The earliest documented hostile exploitation of a buffer overflow was in 1988. It was one of several exploits used by the Morris worm to propagate itself over the Internet. The program exploited was a service on Unix called finger. Later, in 1995, Thomas Lopatic independently rediscovered the buffer overflow and published his findings on the Bugtraq security mailing list. A year later, in 1996, Elias Levy (also known as Aleph One) published in Phrack magazine the paper "Smashing the Stack for Fun and Profit", a step-by-step introduction to exploiting stack-based buffer overflow vulnerabilities.
Since then, at least two major internet worms have exploited buffer overflows to compromise a large number of systems. In 2001, the Code Red worm exploited a buffer overflow in Microsoft's Internet Information Services (IIS) 5.0 and in 2003 the SQL Slammer worm compromised machines running Microsoft SQL Server 2000.
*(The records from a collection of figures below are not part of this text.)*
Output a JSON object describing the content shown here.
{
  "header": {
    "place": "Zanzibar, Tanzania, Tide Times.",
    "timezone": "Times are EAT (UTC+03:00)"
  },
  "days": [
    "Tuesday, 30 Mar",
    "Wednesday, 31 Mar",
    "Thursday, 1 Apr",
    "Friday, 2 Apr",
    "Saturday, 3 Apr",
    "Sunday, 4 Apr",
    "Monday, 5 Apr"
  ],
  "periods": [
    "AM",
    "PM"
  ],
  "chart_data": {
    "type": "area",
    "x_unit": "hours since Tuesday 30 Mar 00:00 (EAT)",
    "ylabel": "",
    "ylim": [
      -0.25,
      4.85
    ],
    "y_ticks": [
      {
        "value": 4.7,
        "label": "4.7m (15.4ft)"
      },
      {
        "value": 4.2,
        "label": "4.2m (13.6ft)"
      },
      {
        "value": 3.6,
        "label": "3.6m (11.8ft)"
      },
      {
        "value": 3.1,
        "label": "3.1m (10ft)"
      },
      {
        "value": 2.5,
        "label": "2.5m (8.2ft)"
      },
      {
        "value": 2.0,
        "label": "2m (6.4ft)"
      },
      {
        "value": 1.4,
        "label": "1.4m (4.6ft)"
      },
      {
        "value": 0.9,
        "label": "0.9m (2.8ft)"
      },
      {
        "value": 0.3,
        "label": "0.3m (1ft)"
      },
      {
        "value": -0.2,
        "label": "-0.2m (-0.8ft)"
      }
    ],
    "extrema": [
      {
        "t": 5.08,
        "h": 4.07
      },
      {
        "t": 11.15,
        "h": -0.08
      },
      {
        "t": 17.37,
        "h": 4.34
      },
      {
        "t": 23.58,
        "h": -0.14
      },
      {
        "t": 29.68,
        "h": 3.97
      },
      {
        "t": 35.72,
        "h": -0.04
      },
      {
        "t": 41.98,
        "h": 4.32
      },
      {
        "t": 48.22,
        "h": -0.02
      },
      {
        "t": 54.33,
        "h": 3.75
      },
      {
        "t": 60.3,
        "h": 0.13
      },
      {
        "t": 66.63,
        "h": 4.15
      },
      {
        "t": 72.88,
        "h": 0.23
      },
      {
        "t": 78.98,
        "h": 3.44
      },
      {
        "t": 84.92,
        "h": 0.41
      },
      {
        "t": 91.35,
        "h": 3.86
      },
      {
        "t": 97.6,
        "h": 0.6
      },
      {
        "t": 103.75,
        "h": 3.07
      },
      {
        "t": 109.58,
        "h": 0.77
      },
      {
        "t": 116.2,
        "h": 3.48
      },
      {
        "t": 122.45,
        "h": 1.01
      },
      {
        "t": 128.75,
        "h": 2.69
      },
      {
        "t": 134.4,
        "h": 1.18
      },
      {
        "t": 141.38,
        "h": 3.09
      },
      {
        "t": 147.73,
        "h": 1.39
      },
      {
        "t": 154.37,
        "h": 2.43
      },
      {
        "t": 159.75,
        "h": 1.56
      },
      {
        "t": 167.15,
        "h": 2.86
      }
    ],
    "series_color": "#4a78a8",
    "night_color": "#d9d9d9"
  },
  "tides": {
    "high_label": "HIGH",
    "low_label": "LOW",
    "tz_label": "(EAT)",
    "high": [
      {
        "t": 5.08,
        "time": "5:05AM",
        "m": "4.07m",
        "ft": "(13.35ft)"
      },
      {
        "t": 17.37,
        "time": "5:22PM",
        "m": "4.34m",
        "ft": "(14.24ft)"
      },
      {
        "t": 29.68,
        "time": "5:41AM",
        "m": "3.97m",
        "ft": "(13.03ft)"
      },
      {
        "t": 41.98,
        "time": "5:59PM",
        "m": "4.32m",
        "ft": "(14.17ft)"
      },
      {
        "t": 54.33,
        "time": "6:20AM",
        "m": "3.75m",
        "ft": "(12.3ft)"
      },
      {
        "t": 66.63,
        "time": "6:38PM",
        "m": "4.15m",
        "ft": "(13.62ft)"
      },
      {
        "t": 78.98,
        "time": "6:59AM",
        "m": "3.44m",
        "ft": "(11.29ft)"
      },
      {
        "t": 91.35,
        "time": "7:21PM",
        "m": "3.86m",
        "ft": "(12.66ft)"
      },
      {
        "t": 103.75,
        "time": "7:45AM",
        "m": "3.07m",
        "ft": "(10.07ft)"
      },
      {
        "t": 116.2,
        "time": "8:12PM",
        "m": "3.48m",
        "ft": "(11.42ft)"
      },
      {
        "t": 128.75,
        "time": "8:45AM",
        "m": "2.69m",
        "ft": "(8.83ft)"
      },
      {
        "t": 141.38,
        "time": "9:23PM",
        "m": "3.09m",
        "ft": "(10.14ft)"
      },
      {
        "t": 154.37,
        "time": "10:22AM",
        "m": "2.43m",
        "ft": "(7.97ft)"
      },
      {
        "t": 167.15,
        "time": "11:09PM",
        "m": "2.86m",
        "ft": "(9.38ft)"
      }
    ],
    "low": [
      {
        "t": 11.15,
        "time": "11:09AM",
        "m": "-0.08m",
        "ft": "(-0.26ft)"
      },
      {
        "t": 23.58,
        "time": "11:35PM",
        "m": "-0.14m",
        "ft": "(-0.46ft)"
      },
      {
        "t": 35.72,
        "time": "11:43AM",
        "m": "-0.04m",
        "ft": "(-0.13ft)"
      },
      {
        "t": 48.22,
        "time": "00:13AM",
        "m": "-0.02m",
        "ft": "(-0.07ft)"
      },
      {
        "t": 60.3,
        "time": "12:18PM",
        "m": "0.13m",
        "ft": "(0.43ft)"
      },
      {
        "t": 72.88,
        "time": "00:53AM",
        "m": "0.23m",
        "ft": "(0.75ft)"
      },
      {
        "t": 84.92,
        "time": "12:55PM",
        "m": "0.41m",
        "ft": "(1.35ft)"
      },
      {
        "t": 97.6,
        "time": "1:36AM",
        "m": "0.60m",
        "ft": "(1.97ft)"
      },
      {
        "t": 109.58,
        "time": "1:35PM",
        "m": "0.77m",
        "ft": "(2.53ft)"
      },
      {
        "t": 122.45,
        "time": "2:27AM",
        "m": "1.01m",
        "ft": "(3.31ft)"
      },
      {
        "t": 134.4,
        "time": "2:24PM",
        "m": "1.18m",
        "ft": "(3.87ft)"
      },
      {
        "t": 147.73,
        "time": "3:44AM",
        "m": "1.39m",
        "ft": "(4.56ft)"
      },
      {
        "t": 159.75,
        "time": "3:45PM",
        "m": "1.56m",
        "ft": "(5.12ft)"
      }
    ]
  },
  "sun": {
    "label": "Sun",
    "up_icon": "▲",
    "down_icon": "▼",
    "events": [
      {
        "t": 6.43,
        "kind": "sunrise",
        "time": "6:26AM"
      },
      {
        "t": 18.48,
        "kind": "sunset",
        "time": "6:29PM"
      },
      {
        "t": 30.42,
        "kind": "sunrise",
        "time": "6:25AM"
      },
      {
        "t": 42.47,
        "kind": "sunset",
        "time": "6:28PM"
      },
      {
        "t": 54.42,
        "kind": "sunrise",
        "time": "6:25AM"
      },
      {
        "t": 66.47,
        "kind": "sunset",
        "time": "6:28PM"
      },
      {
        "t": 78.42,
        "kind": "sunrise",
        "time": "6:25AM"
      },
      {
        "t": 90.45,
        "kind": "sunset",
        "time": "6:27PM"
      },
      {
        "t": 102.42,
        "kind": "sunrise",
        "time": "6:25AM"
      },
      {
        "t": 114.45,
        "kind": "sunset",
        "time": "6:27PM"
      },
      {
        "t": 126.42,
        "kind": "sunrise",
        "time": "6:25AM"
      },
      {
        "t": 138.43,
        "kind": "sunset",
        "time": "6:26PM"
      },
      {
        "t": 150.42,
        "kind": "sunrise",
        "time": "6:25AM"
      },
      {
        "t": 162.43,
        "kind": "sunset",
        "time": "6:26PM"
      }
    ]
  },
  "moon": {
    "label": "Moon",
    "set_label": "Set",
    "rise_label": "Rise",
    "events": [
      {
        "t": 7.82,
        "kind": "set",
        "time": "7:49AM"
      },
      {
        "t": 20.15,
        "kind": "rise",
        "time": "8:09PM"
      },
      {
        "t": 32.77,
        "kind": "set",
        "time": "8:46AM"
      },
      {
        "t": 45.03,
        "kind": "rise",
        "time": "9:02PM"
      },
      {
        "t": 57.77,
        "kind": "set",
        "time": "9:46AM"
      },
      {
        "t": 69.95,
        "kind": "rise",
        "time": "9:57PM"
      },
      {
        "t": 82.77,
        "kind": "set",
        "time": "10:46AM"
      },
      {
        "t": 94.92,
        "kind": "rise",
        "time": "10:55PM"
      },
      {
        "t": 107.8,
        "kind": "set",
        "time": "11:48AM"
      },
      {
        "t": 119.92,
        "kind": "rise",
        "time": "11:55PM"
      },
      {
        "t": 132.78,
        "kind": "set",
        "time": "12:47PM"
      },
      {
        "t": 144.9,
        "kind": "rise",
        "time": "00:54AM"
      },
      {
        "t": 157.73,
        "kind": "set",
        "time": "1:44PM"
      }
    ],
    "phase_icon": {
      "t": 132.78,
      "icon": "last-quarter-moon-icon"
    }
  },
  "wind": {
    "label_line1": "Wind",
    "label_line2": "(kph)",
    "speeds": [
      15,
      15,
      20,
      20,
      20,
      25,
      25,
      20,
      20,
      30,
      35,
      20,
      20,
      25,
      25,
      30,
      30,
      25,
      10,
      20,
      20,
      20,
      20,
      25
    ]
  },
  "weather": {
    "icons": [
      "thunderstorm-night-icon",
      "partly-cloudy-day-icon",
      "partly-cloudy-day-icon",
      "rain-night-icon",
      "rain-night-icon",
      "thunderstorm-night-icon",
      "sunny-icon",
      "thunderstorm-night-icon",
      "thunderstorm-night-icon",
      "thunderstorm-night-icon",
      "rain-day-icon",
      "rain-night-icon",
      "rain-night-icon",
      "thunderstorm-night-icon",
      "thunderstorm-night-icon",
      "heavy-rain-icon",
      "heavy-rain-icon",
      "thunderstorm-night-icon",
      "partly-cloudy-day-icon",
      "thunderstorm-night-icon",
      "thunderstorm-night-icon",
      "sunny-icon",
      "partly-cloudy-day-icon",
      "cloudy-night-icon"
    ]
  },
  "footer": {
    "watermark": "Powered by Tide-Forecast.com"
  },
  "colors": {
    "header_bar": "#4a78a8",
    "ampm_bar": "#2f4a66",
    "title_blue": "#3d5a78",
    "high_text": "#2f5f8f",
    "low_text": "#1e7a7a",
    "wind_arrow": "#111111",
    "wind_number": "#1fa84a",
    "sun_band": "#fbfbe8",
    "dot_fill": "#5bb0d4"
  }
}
In 2003, buffer overflows present in licensed Xbox games have been exploited to allow unlicensed software, including homebrew games, to run on the console without the need for hardware modifications, known as modchips. The PS2 Independence Exploit also used a buffer overflow to achieve the same for the PlayStation 2. The Twilight hack accomplished the same with the Wii, using a buffer overflow in The Legend of Zelda: Twilight Princess.